Le cabinet Arvis Avocats a représenté une fonctionnaire hospitalière, infirmière en soins généraux, nommée stagiaire cadre de santé et affectée dans le service d'onco-gériatrie d'un hôpital de la région parisienne, mais licenciée de son stage au motif d'une insuffisance professionnelle que le directeur général de l'établissement hospitalier présente, dans son arrêté de licenciement, comme un positionnement inadapté au standard habituellement recherché chez un cadre de santé, notamment au regard du contrôle de ses émotions, de l’acceptation du changement, d’une attitude inappropriée vis-à-vis des tiers, ainsi que des difficultés à prendre des décisions d'organisation du service et de stabilisation de ses équipes.
Le contentieux devant le tribunal administratif est l'occasion de décrire les graves dysfonctionnements du service dans lequel la requérante était affectée, n'ayant pas permis que son stage se déroule dans des conditions régulières.
Le tribunal administratif de Montreuil accueille ce raisonnement par un jugement qui se fait le réquisitoire sévère de l'administration, dont il dénonce l'attitude consistant à accuser l'agent d'une faute qui relève en réalité d'un défaut grave de fonctionnement du service public hospitalier.
Ainsi, le Tribunal relève que les documents débattus dans l'instance et notamment les procès-verbaux du CHSCT, confirmés par un rapport de la Haute autorité de santé, démontrent que le service d'onco-gériatrie fonctionne en sous-effectif structurel grave, avec 24 cadres absents ou en grève, et un chef de service contraint de refuser des admissions. Les difficultés se concentrent en particulier sur le service de soins de suites et réanimation (SSR), dont 22 lits étaient sous la responsabilité de la requérante, en plus des 26 lits d'onco-gériatrie pour lesquelles seules 2 infirmières étaient disponibles et en mesure de donner des soins.
Cette situation avait donné lieu, avant l'arrivée de la requérante dans le service, à une alerte relayée par les organisations syndicales en CHSCT qui avaient fait faire une enquête dont les préconisations n'avaient pas été suivies. Le tribunal relève que le chef du service et président de la commission médicale d'établissement locale, apprenant la décision de licenciement de la requérante en fin de stage, lui avait écrit, amer, que cette décision était dénuée de sens au regard des conditions de travail et qu'elle n'aurait aucun mal à trouver un poste ailleurs compte tenu de ses compétences.
En fait, le Tribunal relève que le seul fait tangible au dossier établi contre la requérante est un mail adressé au collectif de travail et à la hiérarchie dans lequel elle dénonce une fausse accusation formée à son encontre d'avoir commis, en septembre 2020, une erreur de planning conduisant à ce qu'une seule infirmière soit présente en service SSR au lieu de deux. Dans son mail, la requérante se défendait en indiquant que la seconde infirmière était absente en raison d'un accident de la route.

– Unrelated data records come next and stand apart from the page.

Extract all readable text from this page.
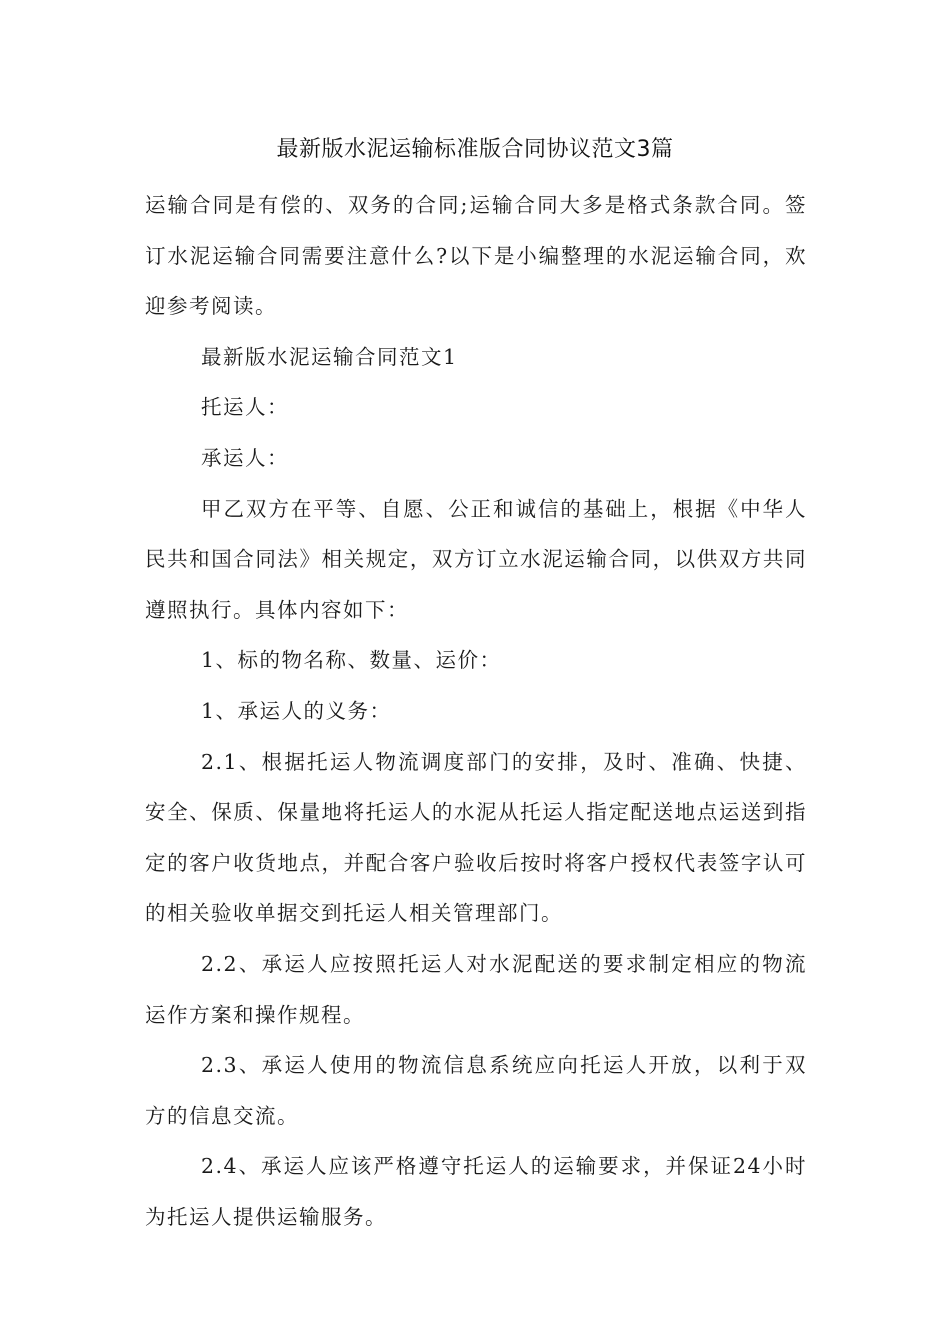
最新版水泥运输标准版合同协议范文3篇

运输合同是有偿的、双务的合同;运输合同大多是格式条款合同。签订水泥运输合同需要注意什么?以下是小编整理的水泥运输合同，欢迎参考阅读。

最新版水泥运输合同范文1

托运人：

承运人：

甲乙双方在平等、自愿、公正和诚信的基础上，根据《中华人民共和国合同法》相关规定，双方订立水泥运输合同，以供双方共同遵照执行。具体内容如下：

1、标的物名称、数量、运价：

1、承运人的义务：

2.1、根据托运人物流调度部门的安排，及时、准确、快捷、安全、保质、保量地将托运人的水泥从托运人指定配送地点运送到指定的客户收货地点，并配合客户验收后按时将客户授权代表签字认可的相关验收单据交到托运人相关管理部门。

2.2、承运人应按照托运人对水泥配送的要求制定相应的物流运作方案和操作规程。

2.3、承运人使用的物流信息系统应向托运人开放，以利于双方的信息交流。

2.4、承运人应该严格遵守托运人的运输要求，并保证24小时为托运人提供运输服务。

C'est ce mail qui a été mal perçu par la hiérarchie qui y a vu une forme d'irrespect et une faute professionnelle. Ce reproche est désavoué par le tribunal, qui annule le licenciement.
Quatre enseignements sont à tirer de ce jugement exemplaire par sa lucidité et sa fermeté :
- Un stage n'a de valeur probatoire que pour autant qu'il aura été effectué dans des conditions permettant au stagiaire de faire ses preuves. Ce n'est pas le cas d'une cadre de santé stagiaire affectée dans un service hospitalier en manque critique de personnel soignant,
- Le rôle d'alerte et de déclenchement d'enquête, qui permet de constituer les preuves des dysfonctionnements structurels, appartient en premier chef aux membres du CHSCT (aujourd'hui formation spécialisée SSCT) et aux organisations syndicales,
- Un cadre de santé ne peut se voir reprocher d'avoir protesté par écrit contre une accusation lui imputant inexactement une faute professionnelle. L'invocation d'un devoir de réserve n'autorise pas à le contraindre de se taire,
- la conséquence de l'annulation d'un licenciement en fin de stage est que le tribunal dispose d'un pouvoir d'injonction qui lui permet ici de contraindre l'administration hospitalière à réintégrer l'agent ; à lui accorder un renouvellement de sa période de stage ; et enfin, à l'affecter dans un autre service pour que ce stage se déroule dans des bonnes conditions.